Gepubliceerd op 29-12-2016

Wiener Kreis

betekenis & definitie

De Wiener Kreis (1920-1938) was een groep filosofen en wetenschappers die zich rond Moritz Schlick schaarden. Centrale figuren waren de econoom Otto Neurath, de filosoof Friedrich Waismann en de filosoof Rudolf Carnap. Ludwig Wittgenstein en Karl Popper waren regelmatig aanwezig, maar geen leden van de groep daar zij op essentiële punten afweken van het door de groep gepropageerde logisch positivisme of logisch empirisme. Andere leden waren Gustav Bergmann, Herbert Feigl, Philipp Frank, Kurt Gödel, Hans Hahn, Eino Kaila, Victor Kraft, Karl Menger, Marcel Natkin, Olga Hahn-Neurath, Theodor Radakovic en Rose Rand.

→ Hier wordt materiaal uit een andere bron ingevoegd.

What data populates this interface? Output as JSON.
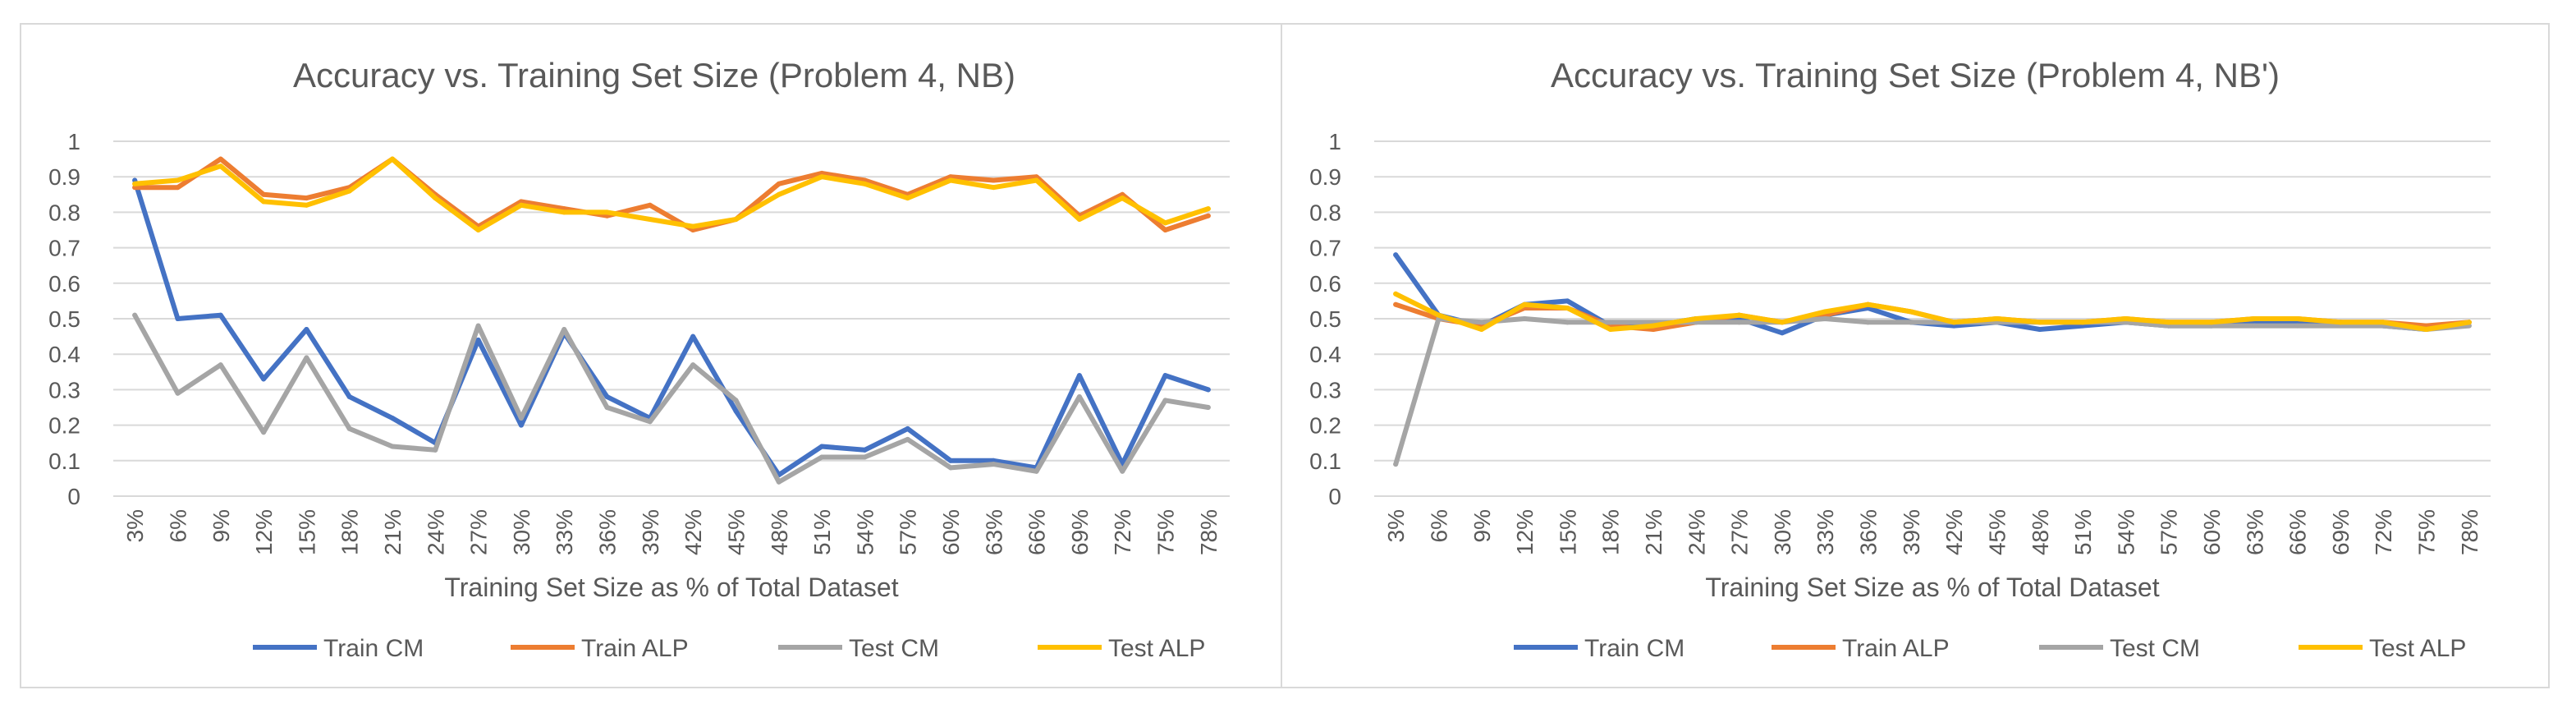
{
  "chart_data": [
    {
      "type": "line",
      "title": "Accuracy vs. Training Set Size (Problem 4, NB)",
      "xlabel": "Training Set Size as % of Total Dataset",
      "ylabel": "",
      "ylim": [
        0,
        1
      ],
      "yticks": [
        "0",
        "0.1",
        "0.2",
        "0.3",
        "0.4",
        "0.5",
        "0.6",
        "0.7",
        "0.8",
        "0.9",
        "1"
      ],
      "grid": true,
      "legend": "bottom",
      "categories": [
        "3%",
        "6%",
        "9%",
        "12%",
        "15%",
        "18%",
        "21%",
        "24%",
        "27%",
        "30%",
        "33%",
        "36%",
        "39%",
        "42%",
        "45%",
        "48%",
        "51%",
        "54%",
        "57%",
        "60%",
        "63%",
        "66%",
        "69%",
        "72%",
        "75%",
        "78%"
      ],
      "series": [
        {
          "name": "Train CM",
          "color": "#4472c4",
          "values": [
            0.89,
            0.5,
            0.51,
            0.33,
            0.47,
            0.28,
            0.22,
            0.15,
            0.44,
            0.2,
            0.46,
            0.28,
            0.22,
            0.45,
            0.24,
            0.06,
            0.14,
            0.13,
            0.19,
            0.1,
            0.1,
            0.08,
            0.34,
            0.09,
            0.34,
            0.3
          ]
        },
        {
          "name": "Train ALP",
          "color": "#ed7d31",
          "values": [
            0.87,
            0.87,
            0.95,
            0.85,
            0.84,
            0.87,
            0.95,
            0.85,
            0.76,
            0.83,
            0.81,
            0.79,
            0.82,
            0.75,
            0.78,
            0.88,
            0.91,
            0.89,
            0.85,
            0.9,
            0.89,
            0.9,
            0.79,
            0.85,
            0.75,
            0.79
          ]
        },
        {
          "name": "Test CM",
          "color": "#a5a5a5",
          "values": [
            0.51,
            0.29,
            0.37,
            0.18,
            0.39,
            0.19,
            0.14,
            0.13,
            0.48,
            0.22,
            0.47,
            0.25,
            0.21,
            0.37,
            0.27,
            0.04,
            0.11,
            0.11,
            0.16,
            0.08,
            0.09,
            0.07,
            0.28,
            0.07,
            0.27,
            0.25
          ]
        },
        {
          "name": "Test ALP",
          "color": "#ffc000",
          "values": [
            0.88,
            0.89,
            0.93,
            0.83,
            0.82,
            0.86,
            0.95,
            0.84,
            0.75,
            0.82,
            0.8,
            0.8,
            0.78,
            0.76,
            0.78,
            0.85,
            0.9,
            0.88,
            0.84,
            0.89,
            0.87,
            0.89,
            0.78,
            0.84,
            0.77,
            0.81
          ]
        }
      ]
    },
    {
      "type": "line",
      "title": "Accuracy vs. Training Set Size (Problem 4, NB')",
      "xlabel": "Training Set Size as % of Total Dataset",
      "ylabel": "",
      "ylim": [
        0,
        1
      ],
      "yticks": [
        "0",
        "0.1",
        "0.2",
        "0.3",
        "0.4",
        "0.5",
        "0.6",
        "0.7",
        "0.8",
        "0.9",
        "1"
      ],
      "grid": true,
      "legend": "bottom",
      "categories": [
        "3%",
        "6%",
        "9%",
        "12%",
        "15%",
        "18%",
        "21%",
        "24%",
        "27%",
        "30%",
        "33%",
        "36%",
        "39%",
        "42%",
        "45%",
        "48%",
        "51%",
        "54%",
        "57%",
        "60%",
        "63%",
        "66%",
        "69%",
        "72%",
        "75%",
        "78%"
      ],
      "series": [
        {
          "name": "Train CM",
          "color": "#4472c4",
          "values": [
            0.68,
            0.51,
            0.48,
            0.54,
            0.55,
            0.48,
            0.48,
            0.5,
            0.5,
            0.46,
            0.51,
            0.53,
            0.49,
            0.48,
            0.49,
            0.47,
            0.48,
            0.49,
            0.48,
            0.48,
            0.49,
            0.49,
            0.49,
            0.48,
            0.47,
            0.49
          ]
        },
        {
          "name": "Train ALP",
          "color": "#ed7d31",
          "values": [
            0.54,
            0.5,
            0.48,
            0.53,
            0.53,
            0.48,
            0.47,
            0.49,
            0.51,
            0.49,
            0.51,
            0.54,
            0.52,
            0.49,
            0.5,
            0.49,
            0.49,
            0.5,
            0.49,
            0.49,
            0.5,
            0.5,
            0.49,
            0.49,
            0.48,
            0.49
          ]
        },
        {
          "name": "Test CM",
          "color": "#a5a5a5",
          "values": [
            0.09,
            0.5,
            0.49,
            0.5,
            0.49,
            0.49,
            0.49,
            0.49,
            0.49,
            0.49,
            0.5,
            0.49,
            0.49,
            0.49,
            0.49,
            0.49,
            0.49,
            0.49,
            0.48,
            0.48,
            0.48,
            0.48,
            0.48,
            0.48,
            0.47,
            0.48
          ]
        },
        {
          "name": "Test ALP",
          "color": "#ffc000",
          "values": [
            0.57,
            0.51,
            0.47,
            0.54,
            0.53,
            0.47,
            0.48,
            0.5,
            0.51,
            0.49,
            0.52,
            0.54,
            0.52,
            0.49,
            0.5,
            0.49,
            0.49,
            0.5,
            0.49,
            0.49,
            0.5,
            0.5,
            0.49,
            0.49,
            0.47,
            0.49
          ]
        }
      ]
    }
  ]
}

Twee boeken zouden aan de basis liggen voor de ontwikkelingen van deze groep, namelijk: Wittgensteins "Tractatus Logico-Philosophicus" uit 1921 en Carnaps "Der logische Aufbau der Welt" uit 1926.
Enerzijds worden de metafysica en kennistheorie als zinloos verworpen, anderzijds wordt formeel geprobeerd de wetenschap tot een eenheid te maken door gebruikmaking van dezelfde wetenschapstaal: de symbolische logica. Metafysische uitspraken - bijvoorbeeld 'God is goed' - en kennistheoretische uitspraken - zoals: 'er bestaat een wereld onafhankelijk van onze ervaring' - achtten zij zinloos. De uitspraken kunnen niet geverifieerd worden en kunnen dus niet bijdragen tot kennis. Dat wijsgerige uitspraken zinvol lijken, hoewel ze zinloos zijn, is het gevolg van emotioneel geladen uitspraken die geen cognitieve inhoud hebben.
Ethische (ethiek) zinnen worden niet opgevat als uitspraken, maar gezien als uitdrukkingen van gevoelens of pogingen te overreden. Logische en wiskundige (wiskunde) uitspraken zijn eveneens zinloos als deze niet kunnen worden geverifieerd. De manier waarop men onderzoek wilde doen bleek totaal onhoudbaar. De poging om de wetenschap tot een eenheid te maken mislukte. Ondanks deze mislukkingen vormden de ideeën van de Wiener Kreis lange tijd de basis voor de manier waarop in met namen de middelbare school de didactiek van de natuurwetenschappen (wiskunde, natuurkunde, scheikunde en in mindere mate de biologie) vorm werd gegeven.